Operations & Margins
- Question: What drives the margin expansion if you’re a “low-cost” provider? (Dhruvin Doshi)
- Answer: The elimination of the H1B on-site program and a massive shift to offshore work centers has significantly improved EBITDA margins from 9% to nearly 14% (Jigar Mehta).
- Question: Can you explain the US litigation mentioned in the footnotes? (Prasenjit Paul)

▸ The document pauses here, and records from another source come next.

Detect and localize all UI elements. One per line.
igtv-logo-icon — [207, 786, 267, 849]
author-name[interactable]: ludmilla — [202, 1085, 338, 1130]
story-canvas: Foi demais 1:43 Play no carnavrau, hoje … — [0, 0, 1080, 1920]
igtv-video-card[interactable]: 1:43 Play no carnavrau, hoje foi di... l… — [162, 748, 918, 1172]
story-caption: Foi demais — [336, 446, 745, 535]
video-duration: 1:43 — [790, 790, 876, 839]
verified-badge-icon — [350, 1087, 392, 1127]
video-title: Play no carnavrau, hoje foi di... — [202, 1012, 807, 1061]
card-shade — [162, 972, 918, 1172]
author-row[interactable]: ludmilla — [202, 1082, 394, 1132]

- Answer: It involves a non-performing ex-sales employee in the US. The company has submitted all documentation proving dues were paid; the employee’s lawyers have already quit the case (Jigar Mehta).
Key Takeaway
Onward Technologies delivered a resilient Q3 FY26, maintaining revenue at ₹136.1 crores and achieving a 9-month EBITDA margin of 13.9%, significantly outperforming its original 11-12% guidance. The company has successfully transitioned to a professional leadership structure with three key vertical heads (IEHM, T&M, and HCLS) now managing day-to-day operations. Strategically, the firm is doubling down on offshore delivery to drive margin expansion and is utilizing its ₹116 crore cash reserve to build out infrastructure in Chennai and Pune. While maintaining a cautious stance on US litigation and macroeconomic furloughs, management remains committed to a double-digit growth trajectory for both revenue and EBITDA. The company intends to maintain its Time & Material-heavy model until it crosses the ₹1,000 crore revenue threshold, prioritizing cash flow and organic client penetration over speculative IP investments.